Ange-Marie Delforge et son mari Jack Thomas produisent des patates, du soya et du maïs à Coteau-du-Lac.

Or, avec la fermeture des restaurants, des hôtels et des institutions, la production déjà en inventaire est à risque. « Nos pommes de terre sont destinées à la restauration. Elles sont trop grosses pour les épiceries. Alors, avec toutes ces fermetures, nous avons des milliers de livres de patates non écoulées. Pour notre soya et notre maïs, c’est destiné à la production animale. Mais c’est la même chose. Les producteurs ne vendent plus de bœufs, de porcs, de poulets aux restaurateurs. On se retrouve au même endroit, avec le même problème. Certains vont devoir se départir d’une partie de leur cheptel », indique Ange-Marie Delforge qui doit faire preuve de résilience.

S’adapter en période difficile

Plutôt que de perdre toutes ces denrées, elle et son mari ont décidé d’en faire profiter les gens de la région. « On emballe nos patates à la main.
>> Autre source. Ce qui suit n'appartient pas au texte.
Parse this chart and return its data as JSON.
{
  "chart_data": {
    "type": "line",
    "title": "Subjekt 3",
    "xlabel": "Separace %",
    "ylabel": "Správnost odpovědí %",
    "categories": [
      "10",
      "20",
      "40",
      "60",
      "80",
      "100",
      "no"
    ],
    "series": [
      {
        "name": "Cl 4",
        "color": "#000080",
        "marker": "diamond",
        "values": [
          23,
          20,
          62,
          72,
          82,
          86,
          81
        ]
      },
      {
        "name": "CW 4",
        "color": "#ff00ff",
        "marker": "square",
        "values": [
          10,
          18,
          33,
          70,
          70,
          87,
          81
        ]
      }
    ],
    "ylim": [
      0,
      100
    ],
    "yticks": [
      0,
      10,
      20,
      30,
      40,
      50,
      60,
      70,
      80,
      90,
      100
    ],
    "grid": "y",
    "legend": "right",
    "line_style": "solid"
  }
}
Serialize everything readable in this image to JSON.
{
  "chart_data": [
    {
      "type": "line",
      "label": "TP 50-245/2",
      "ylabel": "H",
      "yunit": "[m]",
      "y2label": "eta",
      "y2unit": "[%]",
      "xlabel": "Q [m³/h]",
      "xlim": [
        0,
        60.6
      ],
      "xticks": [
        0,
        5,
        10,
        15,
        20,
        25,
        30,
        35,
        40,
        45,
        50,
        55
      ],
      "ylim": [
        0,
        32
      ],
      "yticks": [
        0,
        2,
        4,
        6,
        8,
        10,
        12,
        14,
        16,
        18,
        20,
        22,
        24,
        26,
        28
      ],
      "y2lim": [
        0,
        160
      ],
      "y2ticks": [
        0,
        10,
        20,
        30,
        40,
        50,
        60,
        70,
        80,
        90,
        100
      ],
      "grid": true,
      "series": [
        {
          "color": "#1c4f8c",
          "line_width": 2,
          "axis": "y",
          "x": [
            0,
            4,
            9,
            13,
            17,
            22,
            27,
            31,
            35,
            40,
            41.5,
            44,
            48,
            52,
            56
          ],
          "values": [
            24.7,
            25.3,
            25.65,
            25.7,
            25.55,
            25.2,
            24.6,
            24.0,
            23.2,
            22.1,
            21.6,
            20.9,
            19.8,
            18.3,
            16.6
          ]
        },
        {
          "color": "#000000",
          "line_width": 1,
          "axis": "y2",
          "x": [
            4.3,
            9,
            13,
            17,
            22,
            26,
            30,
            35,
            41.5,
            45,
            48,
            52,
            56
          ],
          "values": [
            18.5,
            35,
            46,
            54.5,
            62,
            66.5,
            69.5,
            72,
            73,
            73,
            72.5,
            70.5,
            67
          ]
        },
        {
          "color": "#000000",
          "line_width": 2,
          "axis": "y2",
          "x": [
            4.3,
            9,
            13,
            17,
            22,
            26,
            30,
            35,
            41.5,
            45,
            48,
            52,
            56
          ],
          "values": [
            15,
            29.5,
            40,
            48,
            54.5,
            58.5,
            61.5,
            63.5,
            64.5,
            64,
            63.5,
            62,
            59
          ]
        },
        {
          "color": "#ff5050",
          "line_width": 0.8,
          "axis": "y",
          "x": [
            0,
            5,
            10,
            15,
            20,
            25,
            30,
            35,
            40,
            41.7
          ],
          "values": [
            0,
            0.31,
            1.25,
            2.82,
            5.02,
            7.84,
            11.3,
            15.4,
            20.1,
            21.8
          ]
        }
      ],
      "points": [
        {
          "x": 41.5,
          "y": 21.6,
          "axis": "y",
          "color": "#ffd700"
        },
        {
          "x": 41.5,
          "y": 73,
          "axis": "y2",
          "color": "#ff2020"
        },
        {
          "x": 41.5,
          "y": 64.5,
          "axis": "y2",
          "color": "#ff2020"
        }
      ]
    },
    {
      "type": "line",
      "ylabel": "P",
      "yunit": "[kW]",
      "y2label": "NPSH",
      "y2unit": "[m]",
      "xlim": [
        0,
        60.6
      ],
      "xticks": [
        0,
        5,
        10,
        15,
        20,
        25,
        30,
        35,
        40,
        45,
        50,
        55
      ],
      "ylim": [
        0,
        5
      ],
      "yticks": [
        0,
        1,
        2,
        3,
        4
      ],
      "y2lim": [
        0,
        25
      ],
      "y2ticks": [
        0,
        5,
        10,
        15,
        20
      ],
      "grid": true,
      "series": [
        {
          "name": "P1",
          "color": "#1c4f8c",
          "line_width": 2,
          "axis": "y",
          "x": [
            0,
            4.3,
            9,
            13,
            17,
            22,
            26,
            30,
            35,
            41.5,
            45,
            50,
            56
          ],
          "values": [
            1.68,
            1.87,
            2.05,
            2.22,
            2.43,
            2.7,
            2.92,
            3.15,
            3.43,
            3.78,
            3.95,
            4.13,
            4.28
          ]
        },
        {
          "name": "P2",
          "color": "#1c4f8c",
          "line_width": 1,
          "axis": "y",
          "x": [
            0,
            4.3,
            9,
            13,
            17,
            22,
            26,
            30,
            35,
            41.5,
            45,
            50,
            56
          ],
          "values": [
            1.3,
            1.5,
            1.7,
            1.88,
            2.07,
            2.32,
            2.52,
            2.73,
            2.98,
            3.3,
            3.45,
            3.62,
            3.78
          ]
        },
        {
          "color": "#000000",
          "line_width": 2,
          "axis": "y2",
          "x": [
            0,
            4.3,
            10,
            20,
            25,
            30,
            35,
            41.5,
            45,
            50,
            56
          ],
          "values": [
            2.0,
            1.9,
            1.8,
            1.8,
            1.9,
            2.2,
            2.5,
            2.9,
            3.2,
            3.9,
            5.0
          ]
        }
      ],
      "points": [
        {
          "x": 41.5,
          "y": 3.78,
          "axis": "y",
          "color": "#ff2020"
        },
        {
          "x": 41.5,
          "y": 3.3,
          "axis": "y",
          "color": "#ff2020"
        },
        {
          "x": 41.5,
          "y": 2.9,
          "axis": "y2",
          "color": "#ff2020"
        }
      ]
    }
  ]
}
Parce que nous ne sommes pas équipés pour emballer industriellement. Et nous vendons des 50 livres de pommes de terre pour 15 $. Nous avons installé un kiosque à la ferme. C’est en libre-service. Les gens déposent 15 $ dans une boîte destinée à cette et choisissent un sac de patates. Des rouges ou des blanches », explique la dame.

Et pour une famille de quatre, 50 livres, c’est beaucoup? Il faut en manger des patates. « Oui, mais nos patates ne sont pas lavées contrairement à ce qu’on retrouve dans les sacs d’épicerie. Il y a encore la terre autour. Ça protège. Ça conserve plus longtemps. En les entreposant dans un endroit frais, comme un garage ou dans le sous-sol, on en a pour longtemps. Comme nos grands-mères faisaient à l’époque », avise Ange-Marie Delforge.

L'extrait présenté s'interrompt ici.